Over at Anandtech, they’ve put a reference smartphone with a Snapdragon 845 through its paces, and come away with mixed feelings. On the CPU side of things, the new SoC isn’t as fast as it was expected to be, possibly because Qualcomm opted to reduce its L2 cache size. The Snapdragon 835 had a 2MB shared L2 on its quad-core “Big” cores, while the “little” cores had a 1MB shared L2. The Snapdragon 845, in contrast, has private L2 caches that are just 256KB and 128KB, respectively. This may have somewhat harmed performance scaling, though the Snapdragon 845 is faster than the 835, especially in floating point performance.

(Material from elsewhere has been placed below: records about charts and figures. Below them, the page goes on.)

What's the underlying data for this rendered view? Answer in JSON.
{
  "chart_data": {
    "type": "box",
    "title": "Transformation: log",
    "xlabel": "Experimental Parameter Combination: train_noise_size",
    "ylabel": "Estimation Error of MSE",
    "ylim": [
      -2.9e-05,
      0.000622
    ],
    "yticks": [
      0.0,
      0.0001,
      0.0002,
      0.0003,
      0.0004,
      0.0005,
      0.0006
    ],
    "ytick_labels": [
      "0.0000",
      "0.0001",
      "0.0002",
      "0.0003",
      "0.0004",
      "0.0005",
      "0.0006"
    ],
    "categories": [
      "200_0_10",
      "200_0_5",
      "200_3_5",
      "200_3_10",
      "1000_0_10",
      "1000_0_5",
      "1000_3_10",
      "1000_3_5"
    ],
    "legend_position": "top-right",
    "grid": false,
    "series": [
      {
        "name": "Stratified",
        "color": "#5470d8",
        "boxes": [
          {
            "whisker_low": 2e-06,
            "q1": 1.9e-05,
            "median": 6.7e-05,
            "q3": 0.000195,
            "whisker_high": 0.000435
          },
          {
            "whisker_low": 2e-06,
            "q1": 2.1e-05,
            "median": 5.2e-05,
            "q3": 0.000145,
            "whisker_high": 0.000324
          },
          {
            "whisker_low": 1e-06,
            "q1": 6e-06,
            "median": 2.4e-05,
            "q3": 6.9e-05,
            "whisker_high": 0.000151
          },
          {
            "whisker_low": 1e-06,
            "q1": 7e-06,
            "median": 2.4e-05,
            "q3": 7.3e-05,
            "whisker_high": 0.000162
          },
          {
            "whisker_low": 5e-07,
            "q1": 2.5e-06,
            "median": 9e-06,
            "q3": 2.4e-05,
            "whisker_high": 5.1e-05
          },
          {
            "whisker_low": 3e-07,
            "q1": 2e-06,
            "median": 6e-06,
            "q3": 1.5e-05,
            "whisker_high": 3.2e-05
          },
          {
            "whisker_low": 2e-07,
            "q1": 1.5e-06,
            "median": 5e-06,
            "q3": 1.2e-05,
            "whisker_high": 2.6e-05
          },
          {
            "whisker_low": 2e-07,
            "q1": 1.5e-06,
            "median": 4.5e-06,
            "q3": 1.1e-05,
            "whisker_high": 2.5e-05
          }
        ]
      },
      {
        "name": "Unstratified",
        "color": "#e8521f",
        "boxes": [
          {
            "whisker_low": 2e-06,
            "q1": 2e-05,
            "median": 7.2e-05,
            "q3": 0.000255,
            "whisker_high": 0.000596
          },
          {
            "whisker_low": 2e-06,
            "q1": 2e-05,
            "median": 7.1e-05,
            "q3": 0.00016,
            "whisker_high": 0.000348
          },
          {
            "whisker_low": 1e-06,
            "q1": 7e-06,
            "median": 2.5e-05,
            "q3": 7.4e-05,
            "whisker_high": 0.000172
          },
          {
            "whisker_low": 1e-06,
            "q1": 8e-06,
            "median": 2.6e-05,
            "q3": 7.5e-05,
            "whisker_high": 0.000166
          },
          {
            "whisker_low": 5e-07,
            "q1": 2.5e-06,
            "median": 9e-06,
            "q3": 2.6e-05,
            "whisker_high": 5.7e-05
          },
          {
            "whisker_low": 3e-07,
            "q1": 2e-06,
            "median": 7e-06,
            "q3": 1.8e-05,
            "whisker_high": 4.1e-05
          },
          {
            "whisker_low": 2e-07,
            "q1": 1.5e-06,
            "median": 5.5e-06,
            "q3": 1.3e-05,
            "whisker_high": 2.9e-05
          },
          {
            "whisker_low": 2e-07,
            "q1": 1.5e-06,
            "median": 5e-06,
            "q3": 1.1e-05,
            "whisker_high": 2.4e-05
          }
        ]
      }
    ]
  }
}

Gaming, however, is a different story entirely. Apple has historically fielded some of the best gaming GPUs, but both the iPhone X and iPhone 8 now throttle so severely, Apple can’t maintain its performance crown — and the iPhone 8 is noticeably worse than the iPhone X in this regard.
Overall, the strong GPU upgrades combined with some modest CPU improvements do establish the Snapdragon 845 as the early leader in Android devices. But the market, as a whole, isn’t sitting still. Samsung has its new M3 products, there’s fresh competition incoming from upstart device manufacturers like Huawei, and we won’t really know how the Snapdragon 845 performs until we see it in shipping products. How an OEM customizes a device has a huge impact on how it ultimately performs. Overall battery life also looks good, with a quad-core cluster drawing a shade less than 4W under load.

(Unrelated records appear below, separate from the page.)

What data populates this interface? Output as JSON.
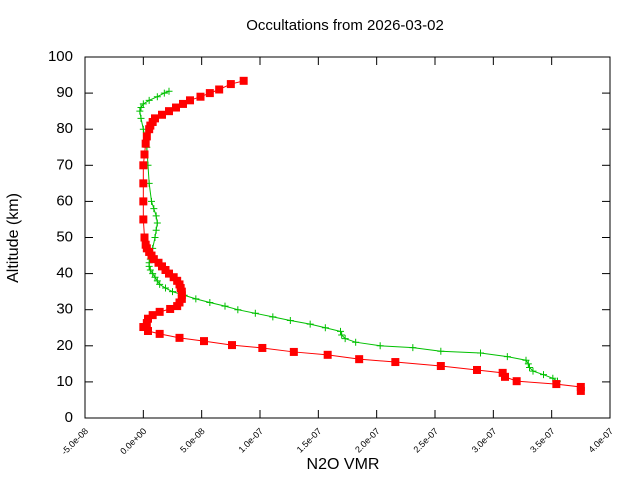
{
  "chart_data": {
    "type": "line",
    "title": "Occultations from 2026-03-02",
    "x_label": "N2O VMR",
    "y_label": "Altitude (km)",
    "xlim": [
      -5e-08,
      4e-07
    ],
    "ylim": [
      0,
      100
    ],
    "xticks": [
      {
        "value": -5e-08,
        "label": "-5.0e-08"
      },
      {
        "value": 0,
        "label": "0.0e+00"
      },
      {
        "value": 5e-08,
        "label": "5.0e-08"
      },
      {
        "value": 1e-07,
        "label": "1.0e-07"
      },
      {
        "value": 1.5e-07,
        "label": "1.5e-07"
      },
      {
        "value": 2e-07,
        "label": "2.0e-07"
      },
      {
        "value": 2.5e-07,
        "label": "2.5e-07"
      },
      {
        "value": 3e-07,
        "label": "3.0e-07"
      },
      {
        "value": 3.5e-07,
        "label": "3.5e-07"
      },
      {
        "value": 4e-07,
        "label": "4.0e-07"
      }
    ],
    "yticks": [
      0,
      10,
      20,
      30,
      40,
      50,
      60,
      70,
      80,
      90,
      100
    ],
    "grid": false,
    "series": [
      {
        "color": "#00c000",
        "marker": "plus",
        "x": [
          3.55e-07,
          3.51e-07,
          3.43e-07,
          3.34e-07,
          3.31e-07,
          3.3e-07,
          3.28e-07,
          3.12e-07,
          2.89e-07,
          2.55e-07,
          2.31e-07,
          2.03e-07,
          1.82e-07,
          1.73e-07,
          1.7e-07,
          1.69e-07,
          1.56e-07,
          1.43e-07,
          1.26e-07,
          1.11e-07,
          9.6e-08,
          8.1e-08,
          7e-08,
          5.7e-08,
          4.5e-08,
          3.5e-08,
          2.5e-08,
          1.9e-08,
          1.4e-08,
          1.2e-08,
          1e-08,
          8e-09,
          6e-09,
          5e-09,
          5e-09,
          6e-09,
          7e-09,
          8e-09,
          1e-08,
          1.1e-08,
          1.2e-08,
          1.1e-08,
          9e-09,
          7e-09,
          5e-09,
          4e-09,
          3e-09,
          0,
          -2e-09,
          -3e-09,
          -2e-09,
          0,
          5e-09,
          1.2e-08,
          1.8e-08,
          2.2e-08
        ],
        "y": [
          10.2,
          11,
          12,
          13,
          14,
          15,
          16,
          17,
          18,
          18.5,
          19.5,
          20,
          21,
          22,
          23,
          24,
          25,
          26,
          27,
          28,
          29,
          30,
          31,
          32,
          33,
          34,
          35,
          36,
          37,
          38,
          39,
          40,
          41,
          42,
          43,
          44,
          45,
          47,
          50,
          52,
          54,
          56,
          58,
          60,
          65,
          70,
          75,
          80,
          83,
          85,
          86,
          87,
          88,
          89,
          90,
          90.5
        ]
      },
      {
        "color": "#ff0000",
        "marker": "square",
        "x": [
          3.75e-07,
          3.75e-07,
          3.54e-07,
          3.2e-07,
          3.1e-07,
          3.08e-07,
          2.86e-07,
          2.55e-07,
          2.16e-07,
          1.85e-07,
          1.58e-07,
          1.29e-07,
          1.02e-07,
          7.6e-08,
          5.2e-08,
          3.1e-08,
          1.4e-08,
          4e-09,
          0,
          3e-09,
          4e-09,
          8e-09,
          1.4e-08,
          2.3e-08,
          2.9e-08,
          3.1e-08,
          3.3e-08,
          3.3e-08,
          3.3e-08,
          3.2e-08,
          3.1e-08,
          2.9e-08,
          2.6e-08,
          2.2e-08,
          1.9e-08,
          1.6e-08,
          1.3e-08,
          9e-09,
          7e-09,
          5e-09,
          3e-09,
          2e-09,
          1e-09,
          0,
          0,
          0,
          0,
          1e-09,
          2e-09,
          3e-09,
          5e-09,
          6e-09,
          8e-09,
          1e-08,
          1.6e-08,
          2.2e-08,
          2.8e-08,
          3.4e-08,
          4e-08,
          4.9e-08,
          5.7e-08,
          6.5e-08,
          7.5e-08,
          8.6e-08
        ],
        "y": [
          7.5,
          8.6,
          9.4,
          10.2,
          11.4,
          12.5,
          13.3,
          14.4,
          15.5,
          16.3,
          17.5,
          18.3,
          19.4,
          20.2,
          21.3,
          22.2,
          23.3,
          24.1,
          25.2,
          26.3,
          27.5,
          28.5,
          29.4,
          30.2,
          31,
          32,
          33,
          34,
          35,
          36,
          37,
          38,
          39,
          40,
          41,
          42,
          43,
          44,
          45,
          46,
          47,
          48,
          50,
          55,
          60,
          65,
          70,
          73,
          76,
          78,
          80,
          81,
          82,
          83,
          84,
          85,
          86,
          87,
          88,
          89,
          90,
          91,
          92.5,
          93.4
        ]
      }
    ]
  }
}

It’s not clear what kind of solution needs to be deployed on ARM hardware for Meltdown or whether those fixes were baked into the chip, which is another issue we’ll be keeping an eye on going forward. The performance impact on desktops from Meltdown weren’t very large, but mobile CPUs could be a different story.
On the whole, the Snapdragon 845 looks as though it will present a solid upgrade, particularly on the GPU side of things, with improved efficiency and performance-per-watt. Not bad for a second-generation 10nm SoC, given that such iterations typically don’t deliver overwhelmingly better results.